Friday, 18 December 2015: 16:45
310 (Moscone South)
Kasey Aderhold, Incorporated Research Institutions for Seismology, Seattle, WA, United States
Rocks make waves and shake when they break along faults, but sometimes the fault sides move along without making waves and shaking. We don't know what controls this, but it could be what the rocks are made of, how hot they are, how much they are pressed from above, how often they move, or how fast they are moved by one another. Straight-down faults under water are usually younger and more simple than straight-down faults on land, so it is easier to tell what might make one part of the fault break and shake and one part of the fault move without shaking. There are also a lot more under water faults than land faults, so we don't have to wait around for a large one on land to break. That could cause a lot of serious problems and deaths, and we want to understand where it will break so we can warn people.
To figure out what makes straight-down faults shake or not shake, I use the first couple of waves that are immediately sent through the world. When a fault breaks it sends out waves in rings and when they arrive at computers sensing in the ground very far away numbers are written down to show what the computer felt.

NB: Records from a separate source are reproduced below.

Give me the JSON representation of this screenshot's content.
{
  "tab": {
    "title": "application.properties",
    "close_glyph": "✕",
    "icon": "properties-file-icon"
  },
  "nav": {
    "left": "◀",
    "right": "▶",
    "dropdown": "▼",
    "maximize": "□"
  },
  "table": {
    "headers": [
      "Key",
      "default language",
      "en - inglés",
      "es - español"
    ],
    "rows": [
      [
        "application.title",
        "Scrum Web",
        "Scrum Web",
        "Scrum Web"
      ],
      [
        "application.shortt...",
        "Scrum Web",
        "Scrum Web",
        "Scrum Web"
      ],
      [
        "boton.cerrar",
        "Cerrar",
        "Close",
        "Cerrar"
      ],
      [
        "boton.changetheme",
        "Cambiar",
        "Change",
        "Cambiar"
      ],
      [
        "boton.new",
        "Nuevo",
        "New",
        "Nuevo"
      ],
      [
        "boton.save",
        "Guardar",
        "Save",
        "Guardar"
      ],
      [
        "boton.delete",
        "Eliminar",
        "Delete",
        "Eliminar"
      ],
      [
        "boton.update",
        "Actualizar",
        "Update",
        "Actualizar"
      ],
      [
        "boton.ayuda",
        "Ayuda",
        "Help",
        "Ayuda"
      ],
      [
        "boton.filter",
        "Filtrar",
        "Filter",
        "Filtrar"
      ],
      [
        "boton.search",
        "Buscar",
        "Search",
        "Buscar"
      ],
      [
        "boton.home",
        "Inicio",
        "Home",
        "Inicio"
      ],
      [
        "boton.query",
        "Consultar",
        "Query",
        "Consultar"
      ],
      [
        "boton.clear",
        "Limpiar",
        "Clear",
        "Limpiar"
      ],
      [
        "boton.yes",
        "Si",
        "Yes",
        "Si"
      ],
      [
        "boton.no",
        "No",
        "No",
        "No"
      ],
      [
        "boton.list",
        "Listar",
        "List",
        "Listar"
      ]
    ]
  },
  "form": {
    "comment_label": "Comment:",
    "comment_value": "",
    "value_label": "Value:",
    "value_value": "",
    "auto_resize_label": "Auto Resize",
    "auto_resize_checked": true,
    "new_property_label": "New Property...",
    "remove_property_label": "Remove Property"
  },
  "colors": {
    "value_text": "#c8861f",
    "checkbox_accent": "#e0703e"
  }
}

The waves look different if the part of the fault that moved was deep or close to the top, if the slip was fast or slow, if there was a lot of slip or not very much, and if the slip was in one direction or another. I make up pretend numbers and see if they are the same as the numbers written by the computers. We can use the computers far away on land to understand what happened at the faults under the water. By studying many of these faults, we can track down what is the same about the parts of the faults that shake and what is different about the parts of the faults that don't shake.